Special provisions in Portugal govern transactions with entities located in offshore tax havens. These provisions provide for increased taxation and special anti-abuse measures.

The blacklisted jurisdictions include the following countries, territories, and regions:

Andorra, Anguilla, Antigua and Barbuda, Netherlands Antilles, Aruba, Ascension Island, Bahamas, Bahrain, Barbados, Belize, Bermuda, Bolivia, Brunei, Channel Islands, Cayman Islands, Christmas Island, Cocos (Keeling), Cook Islands, Costa Rica, Djibouti, Dominica, United Arab Emirates, Falkland Islands or Malvinas, Fiji Islands, Gambia, Grenada, Gibraltar, Guam, Guyana, Honduras, Hong Kong, Jamaica, Jordan, Queshm Island, Kiribati, Kuwait, Labuan, Lebanon, Liberia, Liechtenstein, The Maldives, Isle of Man, Marianas, Marshall Islands, Mauritius, Monaco, Montserrat, Nauru, Niue Island, Norfolk Island, Sultanate of Oman, Pacific Islands (other Islands not listed), Palau Islands, Panama, Pitcairn Island, French Polynesia, Porto Rico, Qatar, Solomon Islands, American Samoa, Western Samoa, Saint Helena, Saint Lucia, Saint Kitts and Nevis, San Marino, Saint Pierre and Miquelon, St Vicente and the Grenadines, Seychelles, Swaziland, Svalbard, Tokelau, Kingdom of Tonga, Trinidad and Tobago, Tristan da Cunha, Turks and Caicos Islands, Tuvalu, Uruguay, Vanuatu, British Virgin Islands, United States Virgin Islands, Yemen Arab Republic.

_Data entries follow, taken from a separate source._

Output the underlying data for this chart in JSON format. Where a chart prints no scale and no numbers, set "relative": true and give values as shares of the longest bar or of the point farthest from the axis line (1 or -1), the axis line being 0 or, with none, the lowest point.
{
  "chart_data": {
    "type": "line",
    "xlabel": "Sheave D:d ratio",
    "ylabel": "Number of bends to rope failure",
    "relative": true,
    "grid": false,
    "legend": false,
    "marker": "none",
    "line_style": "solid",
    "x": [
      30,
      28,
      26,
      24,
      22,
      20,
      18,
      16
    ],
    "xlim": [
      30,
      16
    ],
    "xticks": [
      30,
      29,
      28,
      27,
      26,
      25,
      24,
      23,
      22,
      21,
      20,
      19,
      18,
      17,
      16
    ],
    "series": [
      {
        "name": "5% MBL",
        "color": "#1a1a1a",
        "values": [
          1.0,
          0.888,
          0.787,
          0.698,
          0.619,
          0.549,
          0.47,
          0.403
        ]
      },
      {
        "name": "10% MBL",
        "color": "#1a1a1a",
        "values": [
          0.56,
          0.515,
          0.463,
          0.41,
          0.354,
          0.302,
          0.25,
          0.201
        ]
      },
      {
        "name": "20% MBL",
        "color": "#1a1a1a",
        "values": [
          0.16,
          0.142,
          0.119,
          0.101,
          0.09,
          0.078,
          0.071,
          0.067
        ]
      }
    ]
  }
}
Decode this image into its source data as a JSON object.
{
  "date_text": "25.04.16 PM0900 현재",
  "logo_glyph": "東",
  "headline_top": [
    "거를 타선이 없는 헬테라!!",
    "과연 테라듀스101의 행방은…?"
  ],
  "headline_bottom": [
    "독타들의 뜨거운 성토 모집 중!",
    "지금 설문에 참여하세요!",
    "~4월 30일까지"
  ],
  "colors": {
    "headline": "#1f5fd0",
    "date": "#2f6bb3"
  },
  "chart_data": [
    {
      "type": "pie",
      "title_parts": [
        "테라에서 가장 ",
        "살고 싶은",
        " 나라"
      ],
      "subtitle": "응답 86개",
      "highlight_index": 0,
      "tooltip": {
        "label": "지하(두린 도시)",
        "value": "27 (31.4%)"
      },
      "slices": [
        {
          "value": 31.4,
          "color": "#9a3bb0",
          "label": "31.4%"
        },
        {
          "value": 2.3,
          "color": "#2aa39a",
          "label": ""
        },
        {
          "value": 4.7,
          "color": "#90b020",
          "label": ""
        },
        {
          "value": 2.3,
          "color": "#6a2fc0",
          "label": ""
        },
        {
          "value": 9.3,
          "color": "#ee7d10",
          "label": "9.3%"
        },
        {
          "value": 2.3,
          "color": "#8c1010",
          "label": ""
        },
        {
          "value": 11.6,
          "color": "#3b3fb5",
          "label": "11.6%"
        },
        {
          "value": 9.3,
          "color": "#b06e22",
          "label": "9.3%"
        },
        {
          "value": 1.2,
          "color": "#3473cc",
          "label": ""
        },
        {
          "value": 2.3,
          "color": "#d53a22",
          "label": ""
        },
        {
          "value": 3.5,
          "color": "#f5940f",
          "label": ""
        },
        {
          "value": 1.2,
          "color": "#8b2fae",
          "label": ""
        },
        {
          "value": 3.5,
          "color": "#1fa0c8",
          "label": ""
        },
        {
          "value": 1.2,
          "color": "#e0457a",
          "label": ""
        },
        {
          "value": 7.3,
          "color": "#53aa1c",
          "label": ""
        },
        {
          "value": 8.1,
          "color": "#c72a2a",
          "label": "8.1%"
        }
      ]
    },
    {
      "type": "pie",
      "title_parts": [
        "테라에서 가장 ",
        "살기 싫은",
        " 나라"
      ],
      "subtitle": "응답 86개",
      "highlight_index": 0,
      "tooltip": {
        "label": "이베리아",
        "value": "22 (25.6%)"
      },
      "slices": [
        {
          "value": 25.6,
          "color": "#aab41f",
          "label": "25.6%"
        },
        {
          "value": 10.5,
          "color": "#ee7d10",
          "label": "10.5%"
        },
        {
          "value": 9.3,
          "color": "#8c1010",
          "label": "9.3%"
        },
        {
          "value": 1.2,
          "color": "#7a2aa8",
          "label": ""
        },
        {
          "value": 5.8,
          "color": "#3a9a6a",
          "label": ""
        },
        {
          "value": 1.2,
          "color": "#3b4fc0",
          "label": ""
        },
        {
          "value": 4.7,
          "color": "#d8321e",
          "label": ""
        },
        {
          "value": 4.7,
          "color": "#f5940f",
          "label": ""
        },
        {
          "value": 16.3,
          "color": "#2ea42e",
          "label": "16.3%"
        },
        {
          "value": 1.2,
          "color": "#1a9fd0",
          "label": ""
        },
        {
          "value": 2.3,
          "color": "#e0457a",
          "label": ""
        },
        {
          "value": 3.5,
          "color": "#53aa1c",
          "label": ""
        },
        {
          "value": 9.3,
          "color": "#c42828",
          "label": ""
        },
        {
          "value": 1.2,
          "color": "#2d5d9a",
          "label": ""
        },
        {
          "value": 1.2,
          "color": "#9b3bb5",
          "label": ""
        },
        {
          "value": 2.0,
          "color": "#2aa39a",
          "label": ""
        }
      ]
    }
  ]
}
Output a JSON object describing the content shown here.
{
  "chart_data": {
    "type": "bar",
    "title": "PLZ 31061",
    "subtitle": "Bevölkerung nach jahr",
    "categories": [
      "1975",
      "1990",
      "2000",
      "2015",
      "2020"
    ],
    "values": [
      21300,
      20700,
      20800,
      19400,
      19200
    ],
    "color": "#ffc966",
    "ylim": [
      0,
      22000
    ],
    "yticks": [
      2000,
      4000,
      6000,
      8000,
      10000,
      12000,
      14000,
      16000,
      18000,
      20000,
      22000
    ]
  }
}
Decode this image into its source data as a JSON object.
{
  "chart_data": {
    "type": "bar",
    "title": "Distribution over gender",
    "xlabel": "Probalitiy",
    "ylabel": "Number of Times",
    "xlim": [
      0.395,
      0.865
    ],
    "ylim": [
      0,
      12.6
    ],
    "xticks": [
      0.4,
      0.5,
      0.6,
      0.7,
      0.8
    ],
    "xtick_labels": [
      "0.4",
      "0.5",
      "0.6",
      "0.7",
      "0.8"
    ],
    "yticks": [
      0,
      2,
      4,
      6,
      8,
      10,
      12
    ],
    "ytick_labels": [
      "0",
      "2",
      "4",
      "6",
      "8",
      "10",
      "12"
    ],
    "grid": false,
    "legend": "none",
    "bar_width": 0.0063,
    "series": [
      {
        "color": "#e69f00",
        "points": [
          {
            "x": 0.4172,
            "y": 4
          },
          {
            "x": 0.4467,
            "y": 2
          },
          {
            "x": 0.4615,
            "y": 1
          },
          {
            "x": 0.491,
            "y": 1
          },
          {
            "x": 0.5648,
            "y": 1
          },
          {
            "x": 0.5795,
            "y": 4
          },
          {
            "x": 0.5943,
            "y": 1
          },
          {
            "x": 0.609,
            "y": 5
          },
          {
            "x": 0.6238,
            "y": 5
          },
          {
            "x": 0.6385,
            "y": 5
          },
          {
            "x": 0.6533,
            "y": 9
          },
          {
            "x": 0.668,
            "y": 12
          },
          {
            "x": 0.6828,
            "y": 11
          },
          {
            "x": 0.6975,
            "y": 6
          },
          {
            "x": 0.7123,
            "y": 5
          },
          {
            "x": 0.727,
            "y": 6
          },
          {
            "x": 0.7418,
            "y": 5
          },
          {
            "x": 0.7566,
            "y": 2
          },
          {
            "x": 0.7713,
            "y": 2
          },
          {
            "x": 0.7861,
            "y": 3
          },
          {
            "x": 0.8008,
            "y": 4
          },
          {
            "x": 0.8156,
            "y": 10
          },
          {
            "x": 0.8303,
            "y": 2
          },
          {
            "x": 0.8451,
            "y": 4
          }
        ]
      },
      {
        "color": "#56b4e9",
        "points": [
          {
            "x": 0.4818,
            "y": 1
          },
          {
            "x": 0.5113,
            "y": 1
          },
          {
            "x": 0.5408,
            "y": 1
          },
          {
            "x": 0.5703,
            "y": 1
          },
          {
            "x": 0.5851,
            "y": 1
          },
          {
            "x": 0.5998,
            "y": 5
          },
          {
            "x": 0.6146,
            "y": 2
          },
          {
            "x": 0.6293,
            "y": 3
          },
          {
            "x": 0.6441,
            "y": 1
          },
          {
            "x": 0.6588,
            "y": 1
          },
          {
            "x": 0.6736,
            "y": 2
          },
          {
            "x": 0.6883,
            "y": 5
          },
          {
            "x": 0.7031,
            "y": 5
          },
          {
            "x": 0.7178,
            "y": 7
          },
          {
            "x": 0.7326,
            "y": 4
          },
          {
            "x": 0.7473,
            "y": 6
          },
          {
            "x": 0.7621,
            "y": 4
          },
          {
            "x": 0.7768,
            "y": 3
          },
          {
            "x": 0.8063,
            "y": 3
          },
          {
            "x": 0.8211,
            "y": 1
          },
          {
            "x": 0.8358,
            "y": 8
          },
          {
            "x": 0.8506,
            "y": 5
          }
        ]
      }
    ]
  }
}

Crypto Taxation under the New NHR

In 2023, Portugal’s crypto taxes underwent significant changes. A general short-term capital gains rate of 28% is now in effect on crypto owned for less than 365 days.

Portugal’s crypto tax rates generally fall into three categories: capital, capital gains, and self-employment income. Each category has its own specific implications for crypto owners.

It’s important to understand these distinctions when dealing with crypto transactions in Portugal.